How quaint. Today, the riches are massive, but the embarrassment gene seems to have been completely bred out of corporate chieftains. They have no shame at producing negative results and offing thousands of underlings, then wheeling in a front-end loader to haul their own pay to the bank. The head man at Estée Lauder, for example, recently cut 2,000 employees but grabbed a huge salary increase and new stock payments worth more than $24 million.

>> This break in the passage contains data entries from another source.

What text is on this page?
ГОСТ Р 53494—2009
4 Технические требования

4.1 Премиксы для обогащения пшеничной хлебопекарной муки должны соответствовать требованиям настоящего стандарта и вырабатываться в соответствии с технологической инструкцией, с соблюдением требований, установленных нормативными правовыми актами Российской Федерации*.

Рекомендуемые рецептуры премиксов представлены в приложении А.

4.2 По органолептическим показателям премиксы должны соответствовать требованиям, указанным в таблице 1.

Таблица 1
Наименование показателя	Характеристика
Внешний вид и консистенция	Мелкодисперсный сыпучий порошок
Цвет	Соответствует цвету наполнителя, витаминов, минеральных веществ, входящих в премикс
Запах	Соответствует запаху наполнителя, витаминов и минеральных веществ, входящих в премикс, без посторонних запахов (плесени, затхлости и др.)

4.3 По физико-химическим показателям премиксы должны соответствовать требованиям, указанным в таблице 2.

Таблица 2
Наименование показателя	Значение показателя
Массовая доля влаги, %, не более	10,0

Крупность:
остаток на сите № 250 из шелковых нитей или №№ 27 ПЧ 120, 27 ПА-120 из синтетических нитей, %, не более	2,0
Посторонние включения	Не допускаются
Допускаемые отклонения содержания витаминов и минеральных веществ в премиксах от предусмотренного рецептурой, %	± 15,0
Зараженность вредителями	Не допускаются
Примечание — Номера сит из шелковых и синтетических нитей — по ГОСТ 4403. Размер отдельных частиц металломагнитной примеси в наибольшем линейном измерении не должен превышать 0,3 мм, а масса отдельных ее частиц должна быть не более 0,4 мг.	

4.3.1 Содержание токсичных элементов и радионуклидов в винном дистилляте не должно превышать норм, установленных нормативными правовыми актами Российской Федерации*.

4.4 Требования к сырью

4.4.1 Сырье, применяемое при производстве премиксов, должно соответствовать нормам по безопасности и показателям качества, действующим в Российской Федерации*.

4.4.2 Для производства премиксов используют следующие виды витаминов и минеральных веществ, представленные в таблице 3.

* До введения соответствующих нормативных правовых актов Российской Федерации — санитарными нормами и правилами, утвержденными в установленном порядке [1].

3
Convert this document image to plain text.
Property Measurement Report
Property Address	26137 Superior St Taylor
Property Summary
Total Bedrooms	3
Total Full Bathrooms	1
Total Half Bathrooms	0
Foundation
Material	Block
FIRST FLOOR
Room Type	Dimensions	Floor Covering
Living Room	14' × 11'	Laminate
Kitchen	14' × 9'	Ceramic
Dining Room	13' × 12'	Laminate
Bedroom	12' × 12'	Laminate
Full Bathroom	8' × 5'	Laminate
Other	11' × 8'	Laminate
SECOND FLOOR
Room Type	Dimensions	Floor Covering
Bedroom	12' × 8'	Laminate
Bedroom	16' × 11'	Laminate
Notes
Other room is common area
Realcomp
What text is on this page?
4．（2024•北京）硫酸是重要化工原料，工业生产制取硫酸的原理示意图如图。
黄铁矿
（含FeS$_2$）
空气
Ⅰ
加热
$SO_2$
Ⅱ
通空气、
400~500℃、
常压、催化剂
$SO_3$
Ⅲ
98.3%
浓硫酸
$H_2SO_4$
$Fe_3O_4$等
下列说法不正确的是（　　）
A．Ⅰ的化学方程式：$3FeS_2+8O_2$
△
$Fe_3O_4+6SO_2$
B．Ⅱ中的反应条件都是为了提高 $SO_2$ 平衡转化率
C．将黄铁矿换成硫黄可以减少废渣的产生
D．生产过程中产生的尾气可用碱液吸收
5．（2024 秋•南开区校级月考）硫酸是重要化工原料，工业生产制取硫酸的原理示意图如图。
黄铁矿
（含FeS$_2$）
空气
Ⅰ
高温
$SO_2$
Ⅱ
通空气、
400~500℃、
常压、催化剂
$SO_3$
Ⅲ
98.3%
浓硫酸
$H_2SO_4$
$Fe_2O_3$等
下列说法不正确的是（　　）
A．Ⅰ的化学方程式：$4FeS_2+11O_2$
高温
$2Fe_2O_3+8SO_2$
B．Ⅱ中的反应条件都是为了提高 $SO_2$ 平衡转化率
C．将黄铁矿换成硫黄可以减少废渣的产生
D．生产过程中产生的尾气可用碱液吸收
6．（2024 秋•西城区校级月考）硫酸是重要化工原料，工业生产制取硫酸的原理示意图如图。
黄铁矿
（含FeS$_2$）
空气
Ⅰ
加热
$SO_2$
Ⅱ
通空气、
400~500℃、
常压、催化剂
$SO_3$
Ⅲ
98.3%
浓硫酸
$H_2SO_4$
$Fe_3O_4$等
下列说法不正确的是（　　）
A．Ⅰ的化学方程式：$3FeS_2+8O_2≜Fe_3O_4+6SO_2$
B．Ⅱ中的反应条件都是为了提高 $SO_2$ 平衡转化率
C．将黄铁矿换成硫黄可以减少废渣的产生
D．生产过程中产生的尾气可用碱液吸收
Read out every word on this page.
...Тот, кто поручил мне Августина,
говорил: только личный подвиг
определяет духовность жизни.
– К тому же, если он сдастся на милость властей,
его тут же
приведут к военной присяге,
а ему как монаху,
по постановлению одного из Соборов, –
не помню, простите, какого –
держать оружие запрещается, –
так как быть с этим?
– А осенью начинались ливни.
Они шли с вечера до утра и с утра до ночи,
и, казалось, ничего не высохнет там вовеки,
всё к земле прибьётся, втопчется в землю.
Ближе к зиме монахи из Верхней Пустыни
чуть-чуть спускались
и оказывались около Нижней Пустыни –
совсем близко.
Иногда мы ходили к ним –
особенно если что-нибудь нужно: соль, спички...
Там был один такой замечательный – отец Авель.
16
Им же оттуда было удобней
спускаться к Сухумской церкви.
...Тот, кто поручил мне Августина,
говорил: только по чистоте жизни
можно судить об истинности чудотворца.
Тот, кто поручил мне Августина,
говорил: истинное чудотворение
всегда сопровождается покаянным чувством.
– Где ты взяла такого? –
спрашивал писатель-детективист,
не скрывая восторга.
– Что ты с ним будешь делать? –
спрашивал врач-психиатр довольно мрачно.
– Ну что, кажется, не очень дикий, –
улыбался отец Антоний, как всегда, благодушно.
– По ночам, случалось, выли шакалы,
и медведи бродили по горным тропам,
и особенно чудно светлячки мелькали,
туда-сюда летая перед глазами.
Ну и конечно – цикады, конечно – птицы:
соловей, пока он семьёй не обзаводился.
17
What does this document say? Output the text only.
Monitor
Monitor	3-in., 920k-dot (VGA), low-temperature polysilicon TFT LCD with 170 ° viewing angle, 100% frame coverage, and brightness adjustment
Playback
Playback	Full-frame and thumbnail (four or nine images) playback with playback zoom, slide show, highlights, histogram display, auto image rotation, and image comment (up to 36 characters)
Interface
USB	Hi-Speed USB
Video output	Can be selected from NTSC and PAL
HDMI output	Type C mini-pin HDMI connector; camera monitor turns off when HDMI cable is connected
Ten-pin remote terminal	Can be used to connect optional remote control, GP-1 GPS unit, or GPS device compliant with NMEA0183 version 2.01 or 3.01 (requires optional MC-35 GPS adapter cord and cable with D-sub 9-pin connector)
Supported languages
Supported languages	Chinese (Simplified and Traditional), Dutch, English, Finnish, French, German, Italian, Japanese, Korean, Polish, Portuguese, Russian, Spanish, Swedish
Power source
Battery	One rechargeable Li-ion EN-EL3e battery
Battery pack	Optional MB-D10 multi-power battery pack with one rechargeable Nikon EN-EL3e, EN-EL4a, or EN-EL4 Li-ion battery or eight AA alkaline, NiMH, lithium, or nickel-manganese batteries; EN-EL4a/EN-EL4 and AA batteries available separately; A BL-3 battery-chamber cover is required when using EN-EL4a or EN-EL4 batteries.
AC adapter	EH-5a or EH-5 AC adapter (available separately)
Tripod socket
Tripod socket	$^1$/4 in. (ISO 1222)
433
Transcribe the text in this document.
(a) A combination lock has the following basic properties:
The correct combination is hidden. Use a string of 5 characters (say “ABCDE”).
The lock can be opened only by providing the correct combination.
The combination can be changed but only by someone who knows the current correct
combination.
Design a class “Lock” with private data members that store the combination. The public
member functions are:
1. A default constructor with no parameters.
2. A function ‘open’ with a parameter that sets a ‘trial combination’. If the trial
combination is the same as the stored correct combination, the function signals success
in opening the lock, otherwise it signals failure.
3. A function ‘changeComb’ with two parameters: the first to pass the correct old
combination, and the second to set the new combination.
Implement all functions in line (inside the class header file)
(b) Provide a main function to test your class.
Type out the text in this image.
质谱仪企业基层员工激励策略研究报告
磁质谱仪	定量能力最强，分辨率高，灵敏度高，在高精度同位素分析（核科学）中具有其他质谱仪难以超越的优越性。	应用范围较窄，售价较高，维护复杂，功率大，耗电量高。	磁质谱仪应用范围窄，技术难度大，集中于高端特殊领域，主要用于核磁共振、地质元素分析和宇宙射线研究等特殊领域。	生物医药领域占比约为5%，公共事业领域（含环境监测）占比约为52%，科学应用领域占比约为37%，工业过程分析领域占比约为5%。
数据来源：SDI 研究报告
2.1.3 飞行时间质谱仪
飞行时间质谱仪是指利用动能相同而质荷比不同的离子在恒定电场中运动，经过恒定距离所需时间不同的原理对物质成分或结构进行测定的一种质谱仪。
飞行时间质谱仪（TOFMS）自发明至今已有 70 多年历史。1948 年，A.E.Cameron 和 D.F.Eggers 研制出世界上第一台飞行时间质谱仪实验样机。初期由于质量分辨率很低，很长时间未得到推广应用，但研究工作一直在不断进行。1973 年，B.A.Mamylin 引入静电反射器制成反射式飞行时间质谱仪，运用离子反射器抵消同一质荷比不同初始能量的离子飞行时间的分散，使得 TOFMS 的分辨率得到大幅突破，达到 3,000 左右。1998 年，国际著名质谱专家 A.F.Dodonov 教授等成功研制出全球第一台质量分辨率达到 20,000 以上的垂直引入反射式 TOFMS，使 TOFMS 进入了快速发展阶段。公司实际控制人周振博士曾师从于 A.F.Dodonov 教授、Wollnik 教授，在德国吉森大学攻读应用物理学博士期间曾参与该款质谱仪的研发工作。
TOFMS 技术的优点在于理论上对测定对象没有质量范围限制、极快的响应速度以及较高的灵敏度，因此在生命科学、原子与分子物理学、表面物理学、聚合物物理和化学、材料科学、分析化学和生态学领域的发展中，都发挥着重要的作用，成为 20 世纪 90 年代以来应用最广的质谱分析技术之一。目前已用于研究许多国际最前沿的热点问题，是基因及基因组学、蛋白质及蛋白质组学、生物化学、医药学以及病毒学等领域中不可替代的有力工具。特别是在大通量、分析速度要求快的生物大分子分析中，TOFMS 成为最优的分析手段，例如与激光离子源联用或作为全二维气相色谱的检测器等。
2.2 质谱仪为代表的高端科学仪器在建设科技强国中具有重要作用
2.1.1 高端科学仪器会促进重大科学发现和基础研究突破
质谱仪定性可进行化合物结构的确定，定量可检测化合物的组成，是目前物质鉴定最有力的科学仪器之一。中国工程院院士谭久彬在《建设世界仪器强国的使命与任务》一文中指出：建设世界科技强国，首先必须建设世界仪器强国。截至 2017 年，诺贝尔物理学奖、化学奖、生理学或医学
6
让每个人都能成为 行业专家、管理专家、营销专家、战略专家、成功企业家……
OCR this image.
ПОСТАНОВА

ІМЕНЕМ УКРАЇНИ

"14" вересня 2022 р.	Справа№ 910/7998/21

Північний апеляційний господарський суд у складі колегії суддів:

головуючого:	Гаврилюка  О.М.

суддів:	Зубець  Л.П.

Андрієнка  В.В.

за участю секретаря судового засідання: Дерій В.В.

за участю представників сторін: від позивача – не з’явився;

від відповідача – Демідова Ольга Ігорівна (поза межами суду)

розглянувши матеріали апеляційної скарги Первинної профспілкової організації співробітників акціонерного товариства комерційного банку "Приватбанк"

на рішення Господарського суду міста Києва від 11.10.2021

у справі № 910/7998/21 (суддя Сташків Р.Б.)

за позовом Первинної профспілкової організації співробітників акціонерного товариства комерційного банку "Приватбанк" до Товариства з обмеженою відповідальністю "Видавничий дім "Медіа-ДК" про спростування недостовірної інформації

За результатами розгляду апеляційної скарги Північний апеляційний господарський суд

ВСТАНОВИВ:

Are there no adults to supervise these corporate playgrounds and teach such concepts as humility and sharing? Well, technically, the board of directors is supposed to provide corporate governance, including the setting of CEO pay. But who’s on these boards? Mostly other members of the corporate brotherhood who want to keep executive pay levels rising. And, of course, the chiefs themselves sit on their boards, usually chairing them.

The tale of boardroom coziness between directors and the bosses they supposedly govern was vividly revealed in the Wall Street crash of 2008. Far from providing any reasonable restraints, few board members even questioned the casino games the banks were running, and fewer yet objected to giving reckless bankers billions of dollars in unwarranted bonuses.

Now after the collapse, what has changed? Nothing. One survey of nine of the big banks we taxpayers bailed out shows that two-thirds of their failed board members are still there, and, once again, they’re shoveling inexplicably huge bonuses at the same old CEOs.

A system that enriches executive elites while crushing the middle class is worse than an embarrassment — it’s morally untenable.